Proving Freddie’s Point
In his discussion with Scott the other day, Freddie wrote, in a since-much-cited quote:
When conservatives argue, they say, “my position is the really conservative one.” When liberals argue, they often still say, “my position isn’t too liberal, don’t worry.”
Over at Balloon Juice today, mistermix has what could reasonably be Exhibit A1 of this phenomenon, a direct mail piece, paid for by the Democratic Governors’ Association accusing the Republican governor of Iowa (who is facing a primary challenge) of being “One of the best liberal governors the state has ever had.”
I say only “could reasonably be Exhibit A1” rather than “is Exhibit A1” because this is far from the first time that the Democratic establishment has done this sort of thing.

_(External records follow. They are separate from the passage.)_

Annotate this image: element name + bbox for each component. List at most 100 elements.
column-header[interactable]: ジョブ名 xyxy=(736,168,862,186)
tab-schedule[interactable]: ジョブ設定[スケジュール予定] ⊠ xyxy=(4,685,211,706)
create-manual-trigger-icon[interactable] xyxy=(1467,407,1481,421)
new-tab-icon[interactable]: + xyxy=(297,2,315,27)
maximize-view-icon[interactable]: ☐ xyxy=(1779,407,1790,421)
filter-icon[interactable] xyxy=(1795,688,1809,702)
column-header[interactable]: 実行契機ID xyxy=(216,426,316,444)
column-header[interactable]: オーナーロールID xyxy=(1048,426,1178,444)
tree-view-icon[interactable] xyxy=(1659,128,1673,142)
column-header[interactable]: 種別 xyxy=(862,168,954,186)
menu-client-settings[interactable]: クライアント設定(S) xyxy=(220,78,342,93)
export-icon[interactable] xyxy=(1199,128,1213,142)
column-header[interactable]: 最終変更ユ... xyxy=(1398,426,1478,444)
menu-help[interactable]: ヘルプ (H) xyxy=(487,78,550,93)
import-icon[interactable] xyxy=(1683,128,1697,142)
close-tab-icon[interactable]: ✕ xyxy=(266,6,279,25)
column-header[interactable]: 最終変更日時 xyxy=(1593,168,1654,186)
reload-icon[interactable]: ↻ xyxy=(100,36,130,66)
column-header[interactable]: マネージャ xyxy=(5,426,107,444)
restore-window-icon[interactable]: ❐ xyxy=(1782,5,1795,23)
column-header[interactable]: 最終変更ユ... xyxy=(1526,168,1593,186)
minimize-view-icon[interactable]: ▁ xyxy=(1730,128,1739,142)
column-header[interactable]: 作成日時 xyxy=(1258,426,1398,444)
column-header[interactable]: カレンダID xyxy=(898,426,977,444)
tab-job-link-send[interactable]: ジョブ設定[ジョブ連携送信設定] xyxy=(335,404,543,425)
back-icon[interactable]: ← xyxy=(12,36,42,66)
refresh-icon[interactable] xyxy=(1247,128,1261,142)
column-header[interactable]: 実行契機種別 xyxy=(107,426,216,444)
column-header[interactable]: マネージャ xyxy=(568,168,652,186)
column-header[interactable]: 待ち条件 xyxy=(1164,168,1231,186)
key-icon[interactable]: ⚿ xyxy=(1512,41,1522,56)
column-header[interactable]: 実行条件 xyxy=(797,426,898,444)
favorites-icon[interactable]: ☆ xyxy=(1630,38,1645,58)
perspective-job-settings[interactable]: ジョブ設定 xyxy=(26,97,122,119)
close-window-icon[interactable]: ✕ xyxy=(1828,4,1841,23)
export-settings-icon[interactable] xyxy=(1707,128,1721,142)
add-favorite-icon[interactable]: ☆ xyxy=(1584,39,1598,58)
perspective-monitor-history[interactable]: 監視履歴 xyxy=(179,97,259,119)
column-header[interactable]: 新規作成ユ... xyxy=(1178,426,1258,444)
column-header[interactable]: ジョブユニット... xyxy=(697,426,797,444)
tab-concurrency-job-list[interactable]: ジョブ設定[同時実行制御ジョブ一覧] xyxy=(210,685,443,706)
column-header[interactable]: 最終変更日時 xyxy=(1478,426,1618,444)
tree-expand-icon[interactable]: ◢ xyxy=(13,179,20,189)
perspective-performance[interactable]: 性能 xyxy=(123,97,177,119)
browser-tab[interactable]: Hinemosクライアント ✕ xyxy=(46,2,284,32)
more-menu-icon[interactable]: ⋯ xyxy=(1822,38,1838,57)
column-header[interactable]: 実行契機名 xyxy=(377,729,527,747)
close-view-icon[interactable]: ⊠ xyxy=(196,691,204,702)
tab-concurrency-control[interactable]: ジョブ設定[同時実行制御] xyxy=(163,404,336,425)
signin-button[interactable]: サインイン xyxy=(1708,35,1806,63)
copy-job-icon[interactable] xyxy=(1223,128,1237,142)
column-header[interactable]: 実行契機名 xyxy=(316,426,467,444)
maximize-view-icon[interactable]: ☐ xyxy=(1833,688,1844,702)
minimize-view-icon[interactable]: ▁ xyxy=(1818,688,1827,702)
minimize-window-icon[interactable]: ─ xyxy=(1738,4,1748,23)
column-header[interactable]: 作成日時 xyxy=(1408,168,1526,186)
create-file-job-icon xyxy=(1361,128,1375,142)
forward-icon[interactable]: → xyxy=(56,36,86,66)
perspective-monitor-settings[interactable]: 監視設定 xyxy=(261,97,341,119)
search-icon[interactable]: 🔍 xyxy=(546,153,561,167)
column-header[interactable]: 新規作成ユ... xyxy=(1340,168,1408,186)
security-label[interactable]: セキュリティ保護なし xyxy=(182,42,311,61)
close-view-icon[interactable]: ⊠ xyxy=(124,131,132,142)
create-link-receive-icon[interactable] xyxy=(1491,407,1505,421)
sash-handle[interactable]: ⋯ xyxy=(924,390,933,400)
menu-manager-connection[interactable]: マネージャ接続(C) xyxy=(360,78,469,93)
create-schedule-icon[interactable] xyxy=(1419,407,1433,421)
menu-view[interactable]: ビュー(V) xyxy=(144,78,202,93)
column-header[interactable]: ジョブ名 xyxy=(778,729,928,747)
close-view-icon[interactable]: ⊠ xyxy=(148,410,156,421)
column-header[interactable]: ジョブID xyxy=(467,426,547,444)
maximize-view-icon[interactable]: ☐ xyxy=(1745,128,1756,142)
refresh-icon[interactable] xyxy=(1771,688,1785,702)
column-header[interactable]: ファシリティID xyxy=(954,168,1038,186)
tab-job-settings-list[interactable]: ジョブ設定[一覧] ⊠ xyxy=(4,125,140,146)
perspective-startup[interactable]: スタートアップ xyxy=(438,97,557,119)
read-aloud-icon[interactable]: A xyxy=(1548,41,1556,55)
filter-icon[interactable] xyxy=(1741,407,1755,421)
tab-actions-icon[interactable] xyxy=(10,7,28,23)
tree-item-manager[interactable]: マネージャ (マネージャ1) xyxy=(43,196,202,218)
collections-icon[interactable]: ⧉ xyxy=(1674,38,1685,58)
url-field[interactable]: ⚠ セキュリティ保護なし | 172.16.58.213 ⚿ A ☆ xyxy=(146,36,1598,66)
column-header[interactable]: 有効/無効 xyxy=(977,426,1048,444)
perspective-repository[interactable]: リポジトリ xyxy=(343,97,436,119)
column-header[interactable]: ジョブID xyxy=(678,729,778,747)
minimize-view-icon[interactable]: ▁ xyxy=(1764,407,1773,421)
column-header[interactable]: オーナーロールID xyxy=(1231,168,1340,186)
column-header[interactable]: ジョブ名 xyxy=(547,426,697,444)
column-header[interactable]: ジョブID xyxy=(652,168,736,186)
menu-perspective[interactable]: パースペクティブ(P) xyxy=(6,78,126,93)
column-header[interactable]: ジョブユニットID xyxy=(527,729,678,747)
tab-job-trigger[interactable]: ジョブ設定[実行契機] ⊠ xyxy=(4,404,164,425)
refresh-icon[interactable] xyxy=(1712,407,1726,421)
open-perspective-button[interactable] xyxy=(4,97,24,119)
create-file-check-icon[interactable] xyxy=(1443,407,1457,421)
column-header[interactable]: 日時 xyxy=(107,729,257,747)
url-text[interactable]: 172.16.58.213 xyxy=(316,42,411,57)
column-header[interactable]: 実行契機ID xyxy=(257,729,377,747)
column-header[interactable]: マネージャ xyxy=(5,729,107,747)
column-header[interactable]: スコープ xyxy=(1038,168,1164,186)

Indeed, back in 2008, I documented a pair of Dem Party funded direct mail pieces attacking a local GOP Congressional candidate (now Congressman), Leonard Lance, as a “Trenton insider” for some liberal-ish position Lance had supposedly taken, while pumping for a third party candidate as the “Fiscal and Social Conservative.”
Perhaps providing further support for Freddie’s point (and really the point of other passionate and proud liberals/progressives/lefties): Lance won that election, and the aforementioned mail pieces that I received from the Dems ultimately clinched my vote for Lance by reinforcing that Lance is relatively liberal (by GOP standards, at least) on social issues, and far from a zealot on a lot of other issues where I may differ from the GOP. Indeed, the subliminal message it sent proved pretty crucial to me: the Dem candidate and the GOP candidate were more or less indistinguishable on issues where I think Dems are supposed to be better (ie, more libertarian or classically liberal).
I’m sure that people in plenty of other districts could document similar phenomena going back years. I’m having a hard time remembering something similar being done by the GOP establishment in the last five or six years (with the notable and obvious exception of some pro-Nader ads in the 2000 elections, which, not coincidentally came at a time when the GOP candidate was campaigning as a “compassionate conservative” as opposed to a “true conservative”).